Bank of America will release a revamped office-return policy in the next six to eight weeks, CEO Brian Moynihan told an audience Tuesday at a banking conference in New York.
"We’ll have more flexibility than we did, on paper, before,” he said, according to Reuters. But, he added, “we'll have more formality to the flexibility.”
The policy aims to strike a balance such that it is specific to each of the bank’s units — “You can’t generalize,” Moynihan said, according to Bloomberg — but also consistent and fair across the business. The policy will vary, however, based on job responsibilities and other factors, the CEO said.
"We have 210,000 people and there’s literally 210,000 different views of what people want,” Moynihan said.
Those varying interpretations will have informed the nascent policy. The bank is incorporating feedback from staff surveys into its new standards, Bloomberg reported.
The announcement came on what may stand as a watershed day for post-COVID work. Goldman Sachs on Tuesday stopped requiring employees to be vaccinated against COVID-19 before entering its offices. (That policy doesn’t yet apply to New York City offices.) Tuesday was also Day 2 for a Morgan Stanley initiative discontinuing COVID testing requirements for office workers.
Those policy changes only surfaced last week. Other banks had earmarked Sept. 6 as a day of transition months ago. Capital One reopened its doors to all U.S. employees Tuesday for the first time in more than two years. The bank’s hybrid work policy encourages — but doesn’t require — in-office attendance Tuesday through Thursday. Employees without proof of vaccination must meet COVID testing requirements, the bank specified in May.
Still other banks have launched less specific pleas to ramp up office attendance. Jefferies CEO Rich Handler last week told employees the bank “need[s] everyone back in our offices on a consistent basis” during the fourth quarter.

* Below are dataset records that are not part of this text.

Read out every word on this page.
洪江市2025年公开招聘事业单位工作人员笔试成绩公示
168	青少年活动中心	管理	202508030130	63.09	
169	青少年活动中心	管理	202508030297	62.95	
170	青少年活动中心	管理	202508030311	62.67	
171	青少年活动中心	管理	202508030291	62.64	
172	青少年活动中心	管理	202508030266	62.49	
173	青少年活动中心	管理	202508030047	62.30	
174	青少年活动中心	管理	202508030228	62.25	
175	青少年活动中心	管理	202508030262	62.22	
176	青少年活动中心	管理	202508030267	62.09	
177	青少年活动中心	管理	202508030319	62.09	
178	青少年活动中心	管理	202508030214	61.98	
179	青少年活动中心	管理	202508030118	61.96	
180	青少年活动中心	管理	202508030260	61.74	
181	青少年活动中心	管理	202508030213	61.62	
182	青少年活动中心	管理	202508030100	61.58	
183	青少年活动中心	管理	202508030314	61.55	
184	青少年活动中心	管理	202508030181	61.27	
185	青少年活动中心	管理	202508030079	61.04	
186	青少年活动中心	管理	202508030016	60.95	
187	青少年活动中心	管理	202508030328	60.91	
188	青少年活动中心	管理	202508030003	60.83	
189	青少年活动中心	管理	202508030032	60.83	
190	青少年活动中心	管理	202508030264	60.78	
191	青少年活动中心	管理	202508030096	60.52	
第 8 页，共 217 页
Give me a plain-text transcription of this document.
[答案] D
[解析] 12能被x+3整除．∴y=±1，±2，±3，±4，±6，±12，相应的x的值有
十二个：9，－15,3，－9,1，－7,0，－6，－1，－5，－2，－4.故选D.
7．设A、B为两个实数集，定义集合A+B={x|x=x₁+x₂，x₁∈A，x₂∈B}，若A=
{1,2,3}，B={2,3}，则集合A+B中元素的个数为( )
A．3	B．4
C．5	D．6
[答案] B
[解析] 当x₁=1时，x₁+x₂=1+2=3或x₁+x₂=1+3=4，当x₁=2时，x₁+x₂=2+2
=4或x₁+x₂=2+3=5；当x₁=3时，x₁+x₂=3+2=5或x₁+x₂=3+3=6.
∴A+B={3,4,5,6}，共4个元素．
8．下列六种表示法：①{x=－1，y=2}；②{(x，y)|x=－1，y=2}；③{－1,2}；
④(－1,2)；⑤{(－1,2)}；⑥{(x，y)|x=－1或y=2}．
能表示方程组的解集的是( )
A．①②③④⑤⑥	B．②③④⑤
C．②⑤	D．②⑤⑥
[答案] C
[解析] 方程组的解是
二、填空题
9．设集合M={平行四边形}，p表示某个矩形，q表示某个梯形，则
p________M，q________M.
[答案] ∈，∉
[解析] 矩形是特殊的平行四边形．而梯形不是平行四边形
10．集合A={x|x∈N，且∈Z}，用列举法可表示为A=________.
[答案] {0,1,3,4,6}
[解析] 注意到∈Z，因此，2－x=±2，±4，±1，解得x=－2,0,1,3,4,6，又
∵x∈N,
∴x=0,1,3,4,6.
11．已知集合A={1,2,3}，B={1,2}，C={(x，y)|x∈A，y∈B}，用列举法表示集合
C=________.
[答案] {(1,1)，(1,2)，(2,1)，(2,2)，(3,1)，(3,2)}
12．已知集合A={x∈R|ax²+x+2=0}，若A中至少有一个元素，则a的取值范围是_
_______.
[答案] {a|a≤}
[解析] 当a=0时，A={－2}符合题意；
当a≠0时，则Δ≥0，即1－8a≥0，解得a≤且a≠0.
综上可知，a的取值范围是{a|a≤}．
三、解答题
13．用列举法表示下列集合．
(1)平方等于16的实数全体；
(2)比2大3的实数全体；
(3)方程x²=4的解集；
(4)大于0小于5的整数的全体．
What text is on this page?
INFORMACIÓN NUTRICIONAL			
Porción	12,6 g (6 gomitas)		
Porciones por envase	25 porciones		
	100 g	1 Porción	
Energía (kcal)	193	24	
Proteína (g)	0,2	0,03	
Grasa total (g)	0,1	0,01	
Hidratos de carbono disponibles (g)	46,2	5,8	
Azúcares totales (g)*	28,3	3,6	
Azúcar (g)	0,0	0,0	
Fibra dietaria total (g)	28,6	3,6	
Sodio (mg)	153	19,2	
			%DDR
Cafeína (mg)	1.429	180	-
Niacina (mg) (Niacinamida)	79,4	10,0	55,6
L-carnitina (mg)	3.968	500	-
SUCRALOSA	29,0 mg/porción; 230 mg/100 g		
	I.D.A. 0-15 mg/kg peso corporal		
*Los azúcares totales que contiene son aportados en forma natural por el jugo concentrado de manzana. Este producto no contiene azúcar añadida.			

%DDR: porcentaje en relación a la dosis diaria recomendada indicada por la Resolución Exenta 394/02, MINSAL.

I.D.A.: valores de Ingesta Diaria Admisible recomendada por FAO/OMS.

Royal Bank of Canada CEO Dave McKay asked employees, “as we move into fall … to come together more often in person to work and collaborate.”
Analysts and observers, however, are divided as to whether the Labor Day shift in attitude will have legs.
“I think that you’ll see, certainly if we go into a bit of a recession or whatever we’re in now, as the leverage swings back to employers, they’ll use that leverage momentum to insist that people be back to the office,” Jeff Blau, CEO of Related Cos., a real estate developer invested in Manhattan’s Hudson Yards, told Bloomberg.
Another real estate developer, Bill Rudin, CEO of Rudin Management, told the wire service that office attendance may spike in reaction to other economic consequences.
“As you start seeing some layoffs happening, people will say, ‘Whoa, I don’t want to be laid off, I want to be in the office and have bosses see that I’m working really hard,’” Rudin said.
However, Bhushan Sethi, joint global leader for people and organization at PricewaterhouseCoopers, told Bloomberg that Labor Day may not mark the “great reckoning” office-work proponents may hope.
“Banks will be loath to be too aggressive,” he said.
It should be noted, though, that even the setting in which Moynihan teased Bank of America’s upcoming policy change had a post-COVID air.
Manhattan’s packed Pierre Hotel on Tuesday played host to the Bank Policy Institute and The Clearing House’s annual conference — the first time the gathering has convened in person since 2019.